Tuesday, November 30, 2010

Implementing More Changes


So, this is day four of my blog!  Yippee!  I wrote four days in a row, signed up for some online opportunities, submitted my first article to Associated Content, and did a bunch of preliminary work on starting my new business and this is all good.  There are two more things I would like to incorporate into the changes I want to make now that shouldn’t be too hard to do.  I need a morning ritual and I really need to start working out.  When I was doing so good a few months ago, I was an avid walker.  I walked daily and even got to the point where I could run, effortlessly and naturally.  I was wearing size 8 pants when I felt at my best.  I am sure that I can’t do my best work or be at my happiest unless I feel great too.  Feeling great is going to require a good diet and exercise.  I had been going to an aerobics class when I felt my best and it was fun (it’s very important that working out doesn’t suck).  And, just for myself, if I keep very active and busy, I don’t really have to worry too much about the diet.
I don’t think there is a right or wrong way to change yourself or implement the changes.  That is why I don’t really care for the “cookie-cutter” attitudes of a lot of the self-help books.  There is absolutely NO magic formula that can encompass the entire human experience.  So, I guess the biggest overall change I am making is that I am listening to myself and the people around me rather than the overwhelming amount of media written by people who don’t even know me.
Kim

Monday, November 29, 2010

Self-Help and Changes


I am the queen of buying self-help books.  Always thinking that the particular book I am buying is going to be THE one with the solution to all my problems… only it never is.  So, on this go-around of starting over, (and you never know, this could be my last chance), I am going on my gut instinct.  I am already armed with all the clichés and therapeutic nuggets my brain can hold and frankly, I have worn myself out trying to “be all I can be” and “living up to my potential”.  I have recently been convinced that some people are just naturally happier than others and that maybe, just maybe “this is as good as it gets”.
I do know that for me, it is very important to have fulfilling work.  And if I am doing something I feel passionate about, it makes me happy and gives me a reason to get out of bed in the morning.  I have forever been wanting to start my own business and I think now is the time.  I do not have unrealistic expectations and I will continue to search for any type of work for supplemental income while I stumble through the tedious start-up process of launching a new business.
I don’t want to go through life on auto-pilot, going through the motions and having each day pass like the one before it.  I turned 46 about a week ago and realized that I have gone through another year without having really lived life.  I made a lot of changes but, perhaps they just weren’t the right ones.

Kim

Sunday, November 28, 2010

Time for Change

I have been very depressed lately and know that I need a change.  Today is the first day in months I even want to get out of bed in the morning and the reason is to write this, my second blog.  I know, lame, right?  I had just gotten on Facebook a couple months ago, reconnected with old friends, and became addicted to some games.  As my depression deepened, I was thinking that LESS internet might be the solution... but now, I'm thinking MORE internet!  I like it, it makes me happy, and one day, it may be the source of my income.

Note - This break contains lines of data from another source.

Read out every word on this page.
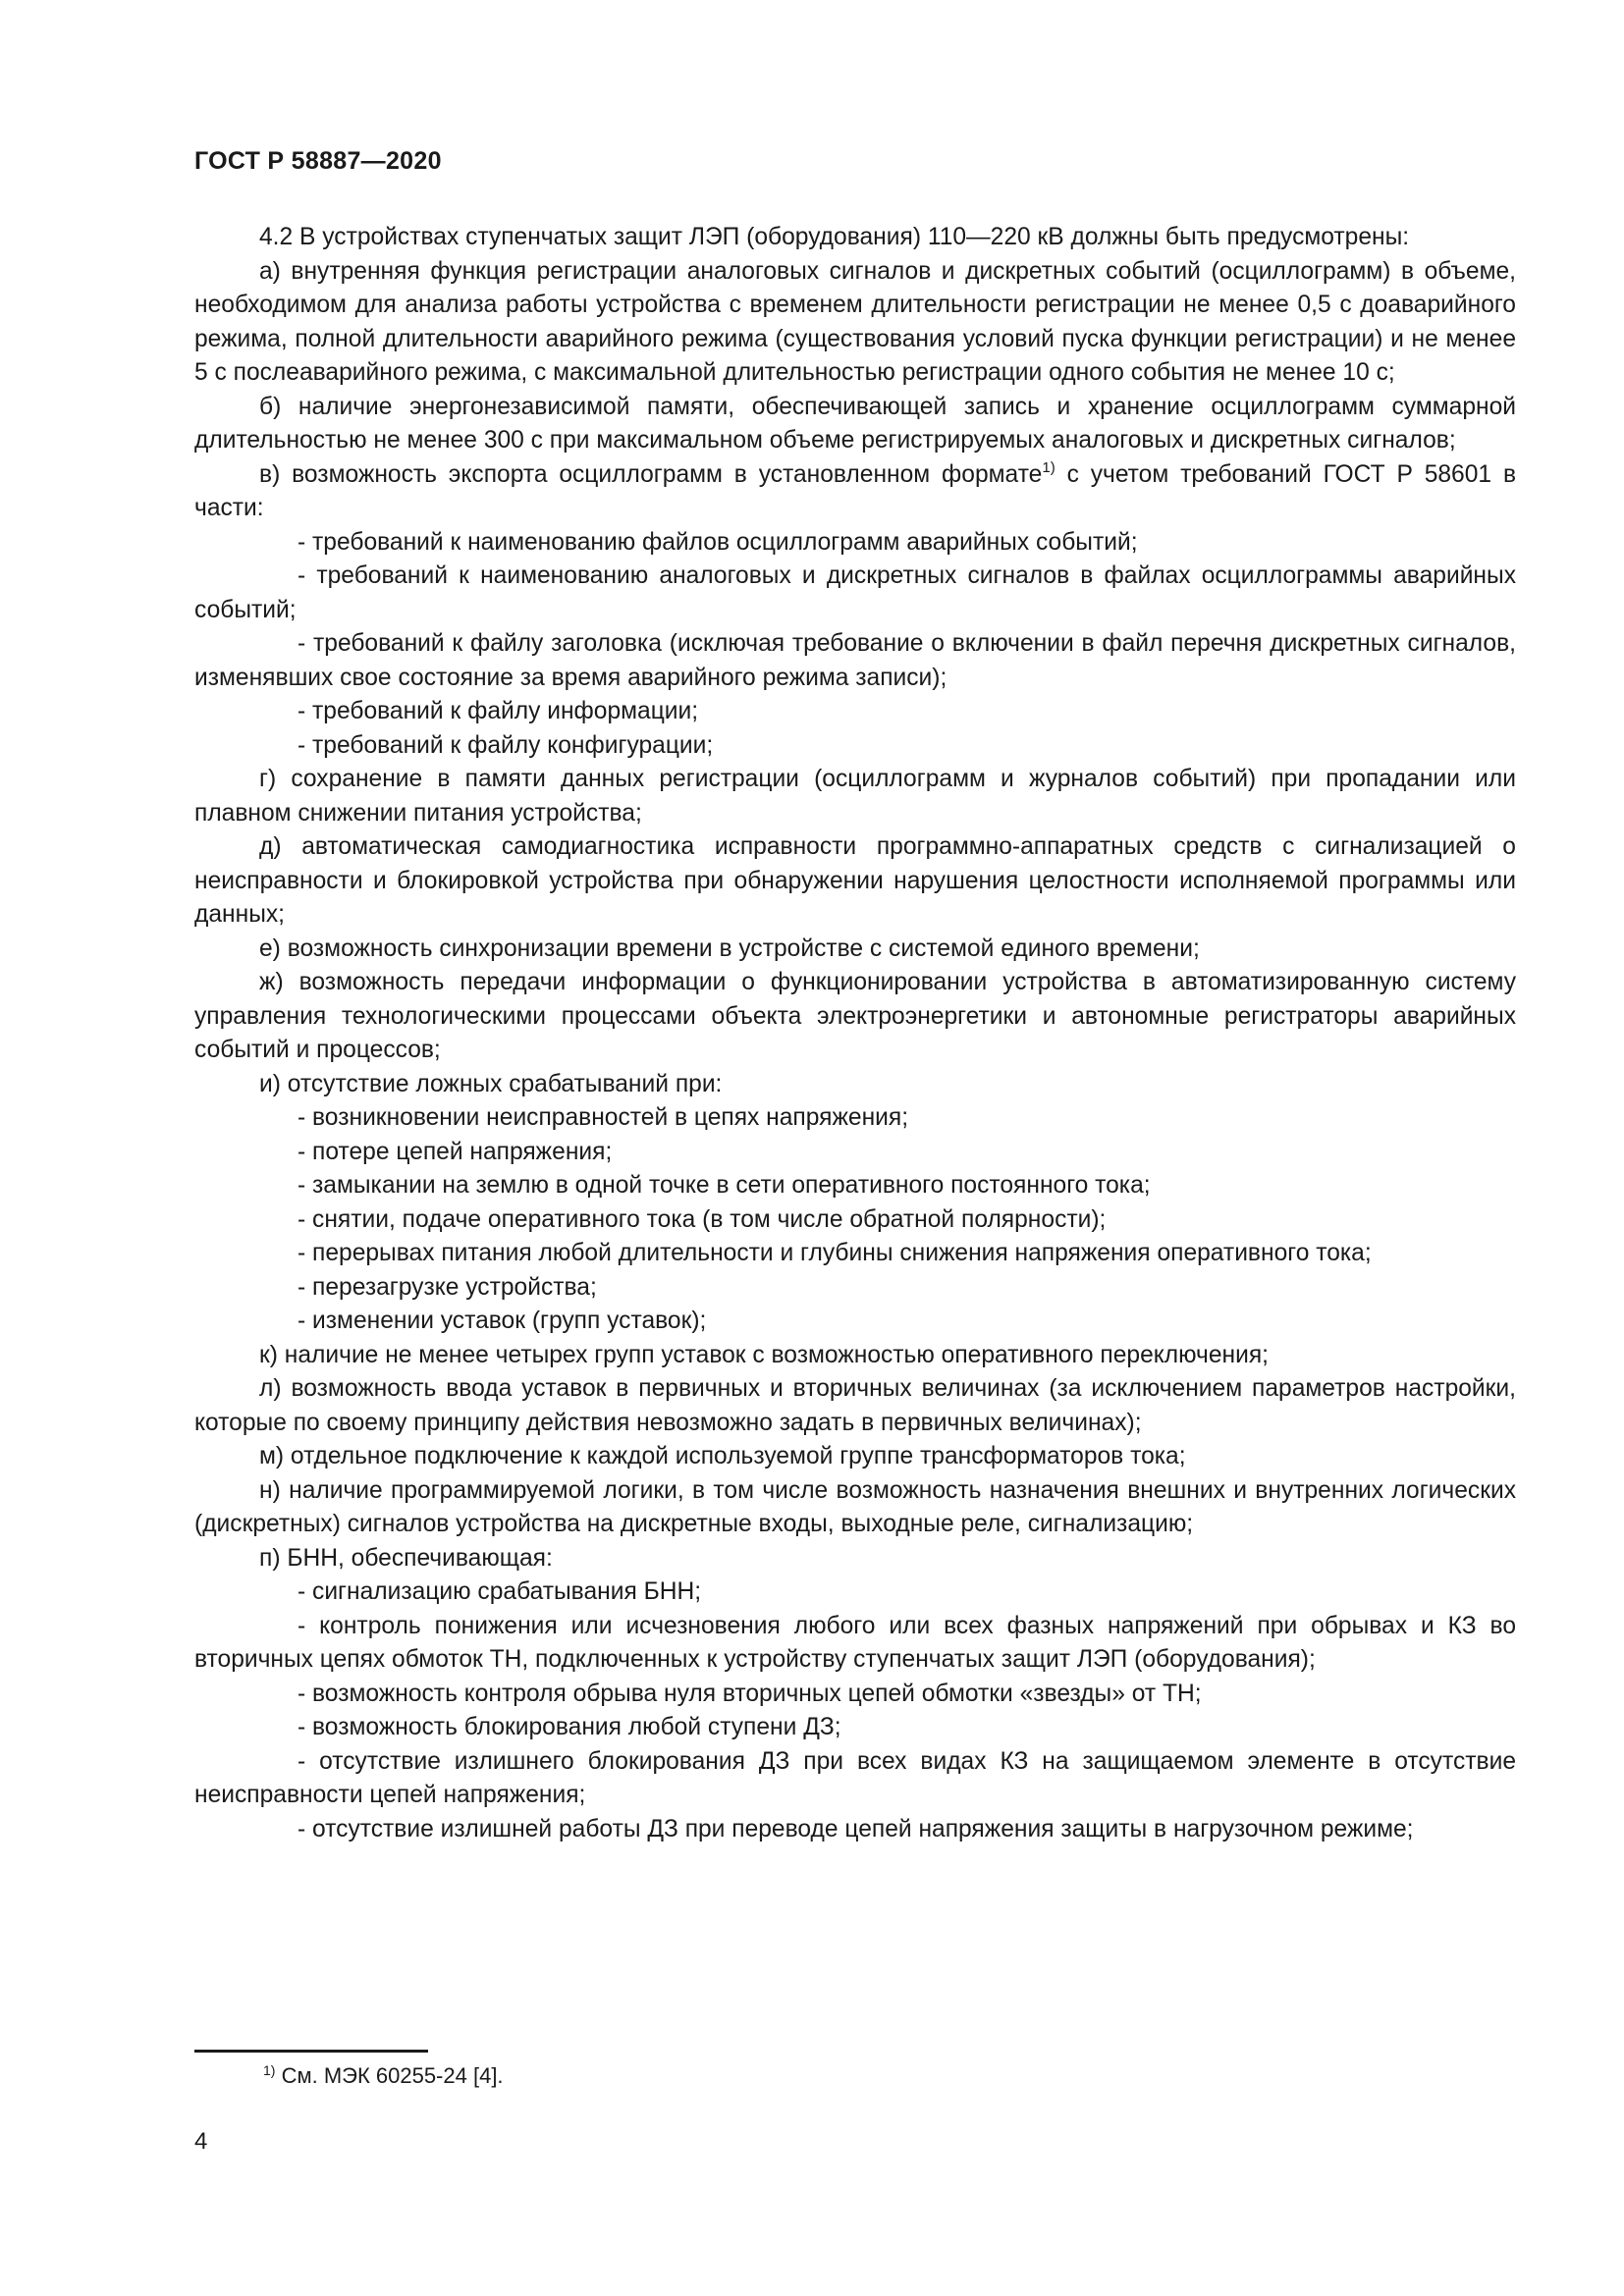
ГОСТ Р 58887—2020

4.2 В устройствах ступенчатых защит ЛЭП (оборудования) 110—220 кВ должны быть предусмотрены:

а) внутренняя функция регистрации аналоговых сигналов и дискретных событий (осциллограмм) в объеме, необходимом для анализа работы устройства с временем длительности регистрации не менее 0,5 с доаварийного режима, полной длительности аварийного режима (существования условий пуска функции регистрации) и не менее 5 с послеаварийного режима, с максимальной длительностью регистрации одного события не менее 10 с;

б) наличие энергонезависимой памяти, обеспечивающей запись и хранение осциллограмм суммарной длительностью не менее 300 с при максимальном объеме регистрируемых аналоговых и дискретных сигналов;

в) возможность экспорта осциллограмм в установленном формате$^{1)}$ с учетом требований ГОСТ Р 58601 в части:

- требований к наименованию файлов осциллограмм аварийных событий;

- требований к наименованию аналоговых и дискретных сигналов в файлах осциллограммы аварийных событий;

- требований к файлу заголовка (исключая требование о включении в файл перечня дискретных сигналов, изменявших свое состояние за время аварийного режима записи);

- требований к файлу информации;

- требований к файлу конфигурации;

г) сохранение в памяти данных регистрации (осциллограмм и журналов событий) при пропадании или плавном снижении питания устройства;

д) автоматическая самодиагностика исправности программно-аппаратных средств с сигнализацией о неисправности и блокировкой устройства при обнаружении нарушения целостности исполняемой программы или данных;

е) возможность синхронизации времени в устройстве с системой единого времени;

ж) возможность передачи информации о функционировании устройства в автоматизированную систему управления технологическими процессами объекта электроэнергетики и автономные регистраторы аварийных событий и процессов;

и) отсутствие ложных срабатываний при:

- возникновении неисправностей в цепях напряжения;

- потере цепей напряжения;

- замыкании на землю в одной точке в сети оперативного постоянного тока;

- снятии, подаче оперативного тока (в том числе обратной полярности);

- перерывах питания любой длительности и глубины снижения напряжения оперативного тока;

- перезагрузке устройства;

- изменении уставок (групп уставок);

к) наличие не менее четырех групп уставок с возможностью оперативного переключения;

л) возможность ввода уставок в первичных и вторичных величинах (за исключением параметров настройки, которые по своему принципу действия невозможно задать в первичных величинах);

м) отдельное подключение к каждой используемой группе трансформаторов тока;

н) наличие программируемой логики, в том числе возможность назначения внешних и внутренних логических (дискретных) сигналов устройства на дискретные входы, выходные реле, сигнализацию;

п) БНН, обеспечивающая:

- сигнализацию срабатывания БНН;

- контроль понижения или исчезновения любого или всех фазных напряжений при обрывах и КЗ во вторичных цепях обмоток ТН, подключенных к устройству ступенчатых защит ЛЭП (оборудования);

- возможность контроля обрыва нуля вторичных цепей обмотки «звезды» от ТН;

- возможность блокирования любой ступени ДЗ;

- отсутствие излишнего блокирования ДЗ при всех видах КЗ на защищаемом элементе в отсутствие неисправности цепей напряжения;

- отсутствие излишней работы ДЗ при переводе цепей напряжения защиты в нагрузочном режиме;

$^{1)}$ См. МЭК 60255-24 [4].
4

Nine months ago, I changed everything a person can possibly change about themselves and things seemed like they were going well.  I moved far away, got divorced, got a new job, lost a lot of weight, got a dog, quit smoking and drinking, and many other things.  I am still not quite sure what happened, but after a few months, I somehow ended up back in the same miserable state I was in before I made all the changes.

I am determined to and I must find the way to a better life.  I refuse to live this way anymore.  The first step I am taking is to express my desire for a better life to the universe through this blog.  I have hope and faith that the answers I am seeking will come.

Kim

Saturday, November 27, 2010

My First Blog

I am here because I am trying to start my life all over again.  I am trying new things and am starting this Blog to document my journey.  This first entry is not going to be too long because I already spent over an hour just getting to this point (which demonstrates that anything can be done).  Thanks for reading and if I can find my way back (lol), you can look forward to some very interesting content.  My intention is to provide plenty of resources and inspiration to anyone who is not satisfied with their life and wants to make changes.